Secondo me te la prendi un po' troppo e magari sei pure terrone.


----------



## Brunetta (14 Luglio 2014)

spleen ha detto:


> Forse ho capito male io, ma penso che mi confondi, io non sono quello dell' intervento precedente, ma non importa, mi hai risposto.
> Pensare che gli uomini siano divisibili in razze è una stupidaggine ed un retaggio pseudo-culturale già largamente spazzato via dagli studi di genetica umana.
> Dove non sono molto d'accordo è sul fatto che non esista una "natura umana" l'uomo come tutte le altre specie è un prodotto di una evoluzione che ha puntato sul "cavallo vincente" dello sviluppo celebrale, sul quale si è innestata prepotentemente la sovrastruttura culturale,  però credo sarebbe un errore sottovalutare la nostra "animalità" che pur sussiste come retaggio (non sempre in negativo bada bene). Credo che l'uomo sia un complesso miscuglio di queste 2 cose.
> Il libro che ho letto più autenticamente antirazzista non è una pubblicazione di carattere politico, ma un saggio scientifico, *  Armi acciaio e malattie di Jared Diamo*nd.
> ...


Stupendo!
Recensiscilo!


----------



## spleen (14 Luglio 2014)

Brunetta ha detto:


> Stupendo!
> Recensiscilo!


Lo hai letto?


----------



## Brunetta (14 Luglio 2014)

spleen ha detto:


> Lo hai letto?


Sì- E' illuminante.


----------



## spleen (14 Luglio 2014)

Brunetta ha detto:


> Sì- E' illuminante.


Hai ragione! illuminante è la parola giusta. Veramente mi ha arricchito.
Però io non sono bravo a fare le recensioni, parlare di neolitico, della nascita della civiltà etc rischierei di annoiare a morte quelli del forum, tu sapresti farlo senza dubbio meglio di me, ci stai?


----------



## Brunetta (14 Luglio 2014)

spleen ha detto:


> Hai ragione! illuminante è la parola giusta. Veramente mi ha arricchito.
> Però io non sono bravo a fare le recensioni, parlare di neolitico, della nascita della civiltà etc rischierei di annoiare a morte quelli del forum, tu sapresti farlo senza dubbio meglio di me, ci stai?

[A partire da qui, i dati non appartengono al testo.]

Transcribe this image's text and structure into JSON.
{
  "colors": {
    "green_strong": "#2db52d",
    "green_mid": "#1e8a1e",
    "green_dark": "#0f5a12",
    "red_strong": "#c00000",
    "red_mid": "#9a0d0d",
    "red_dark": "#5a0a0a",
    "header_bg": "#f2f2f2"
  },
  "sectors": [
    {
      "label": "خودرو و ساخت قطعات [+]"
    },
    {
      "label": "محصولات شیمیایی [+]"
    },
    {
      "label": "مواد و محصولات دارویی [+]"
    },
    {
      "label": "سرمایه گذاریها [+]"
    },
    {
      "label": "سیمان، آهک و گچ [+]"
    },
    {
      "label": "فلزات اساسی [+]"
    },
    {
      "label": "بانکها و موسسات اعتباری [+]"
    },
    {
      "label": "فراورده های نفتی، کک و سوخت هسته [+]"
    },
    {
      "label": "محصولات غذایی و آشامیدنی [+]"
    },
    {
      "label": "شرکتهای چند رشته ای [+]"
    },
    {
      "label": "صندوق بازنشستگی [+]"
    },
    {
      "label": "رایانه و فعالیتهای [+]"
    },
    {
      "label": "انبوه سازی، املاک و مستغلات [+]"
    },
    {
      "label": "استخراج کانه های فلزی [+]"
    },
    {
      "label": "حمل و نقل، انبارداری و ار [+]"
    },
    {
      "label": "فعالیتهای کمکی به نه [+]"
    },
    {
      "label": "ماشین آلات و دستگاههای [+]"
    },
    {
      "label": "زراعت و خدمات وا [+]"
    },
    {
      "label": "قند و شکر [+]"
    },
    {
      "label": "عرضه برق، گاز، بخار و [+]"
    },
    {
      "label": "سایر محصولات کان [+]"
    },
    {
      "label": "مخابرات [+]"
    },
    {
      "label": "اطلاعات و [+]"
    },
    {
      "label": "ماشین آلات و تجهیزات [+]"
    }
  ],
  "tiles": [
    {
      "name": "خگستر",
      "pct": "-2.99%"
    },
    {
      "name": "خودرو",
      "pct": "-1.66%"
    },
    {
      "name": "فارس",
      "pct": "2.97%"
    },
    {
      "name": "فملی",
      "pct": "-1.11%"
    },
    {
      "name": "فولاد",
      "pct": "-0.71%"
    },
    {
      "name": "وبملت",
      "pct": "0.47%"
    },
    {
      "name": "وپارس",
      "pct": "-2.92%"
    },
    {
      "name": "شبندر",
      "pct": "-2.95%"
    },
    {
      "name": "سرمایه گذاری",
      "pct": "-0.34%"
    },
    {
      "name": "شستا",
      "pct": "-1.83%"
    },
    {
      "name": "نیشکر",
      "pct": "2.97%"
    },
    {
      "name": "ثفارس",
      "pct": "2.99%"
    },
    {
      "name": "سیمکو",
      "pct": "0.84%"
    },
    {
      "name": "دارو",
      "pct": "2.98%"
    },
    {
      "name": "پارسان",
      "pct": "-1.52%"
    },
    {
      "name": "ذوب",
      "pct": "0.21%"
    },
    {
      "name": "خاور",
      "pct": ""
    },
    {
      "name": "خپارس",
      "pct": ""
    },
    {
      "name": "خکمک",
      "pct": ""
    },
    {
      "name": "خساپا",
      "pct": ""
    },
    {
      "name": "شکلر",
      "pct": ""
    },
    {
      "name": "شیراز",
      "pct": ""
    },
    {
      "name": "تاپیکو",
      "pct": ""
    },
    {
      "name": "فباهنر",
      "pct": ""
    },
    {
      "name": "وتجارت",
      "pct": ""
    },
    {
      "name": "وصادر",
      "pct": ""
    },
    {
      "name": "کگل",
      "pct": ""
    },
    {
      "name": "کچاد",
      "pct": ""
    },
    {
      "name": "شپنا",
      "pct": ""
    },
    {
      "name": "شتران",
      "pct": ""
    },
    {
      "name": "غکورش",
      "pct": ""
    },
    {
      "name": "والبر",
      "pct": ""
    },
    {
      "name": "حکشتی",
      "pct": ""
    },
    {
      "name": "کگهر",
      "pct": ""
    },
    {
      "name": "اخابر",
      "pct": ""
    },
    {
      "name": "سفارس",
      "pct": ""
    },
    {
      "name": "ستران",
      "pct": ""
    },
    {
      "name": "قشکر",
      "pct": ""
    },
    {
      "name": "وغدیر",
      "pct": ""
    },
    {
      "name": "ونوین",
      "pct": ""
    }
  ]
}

 basta copiare il risvolto di copertina


----------



## spleen (14 Luglio 2014)

Brunetta ha detto:


> basta copiare il risvolto di copertina


Se basta così poco, ecco allora.

*ARMI ACCIAIO E MALATTIE   DI   JARED DIAMOND*

   Perché alcuni popoli sono più ricchi degli altri? Perché gli europei hanno conquistato buona parte del mondo? La tentazione di tirare in ballo gli uomini e le loro presunte attitudini è forte. Ma la spiegazione razzista non va respinta solo perché è odiosa, dice Diamond: soprattutto perché è sbagliata e non regge ad un esame scientifico. Le diversità culturali non sono innate, ma affondano le loro radici in diversità geografiche, ecologiche e territoriali sostanzialmente legate al caso.

  Armato di questa idea , Diamond si lancia in un appassionante giro del mondo, alla ricerca di casi esemplari con i quali illustrare e mettere alla prova le sue teorie. Attingendo alla linguistica, all’archeologia, alla genetica e a mille altre fonti di conoscenza, riesce a condurre questo tour de force culturale con sorprendente maestria e rara abilità di divulgatore.

  Diamond insegna all’ Università della California ed è membro dell’accademia delle scienze americana.


----------



## Brunetta (14 Luglio 2014)

:up:
A me ha fatto venire voglia di comprarlo.


----------



## Joey Blow (14 Luglio 2014)

Ma vi ci voleva un libro?


----------



## Brunetta (14 Luglio 2014)

Joey Blow ha detto:


> Ma vi ci voleva un libro?


Vale la pena leggerlo, quasi come Conan :mrgreen:


----------



## contepinceton (15 Luglio 2014)

*La giusta risposta alle vostre questioni!*

Eccovela e viene dal Sole 24 ore...e NON mi dispiace per voi.

Viterbo la città più colpita dalla crisi Vicenza è quella che resiste meglio
Negli ultimi sette anni, come emerso dalla classifica stilata da "Il Sole 24 Ore", ad aver pagato il prezzo più alto sono state le province di Lazio e Piemonte

20:57 - In testa alle province italiane dove la crisi negli ultimi sette anni si è fatta sentire di più ci sono due città laziali, Viterbo e Latina, seguite da Novara (in Piemonte). E' la classifica emersa da un'indagine de "Il Sole 24 Ore", che ha messo a punto un vero e proprio indice di "resistenza" alla crisi. Vicenza, Bolzano, Modena sono invece le città che hanno sofferto di meno.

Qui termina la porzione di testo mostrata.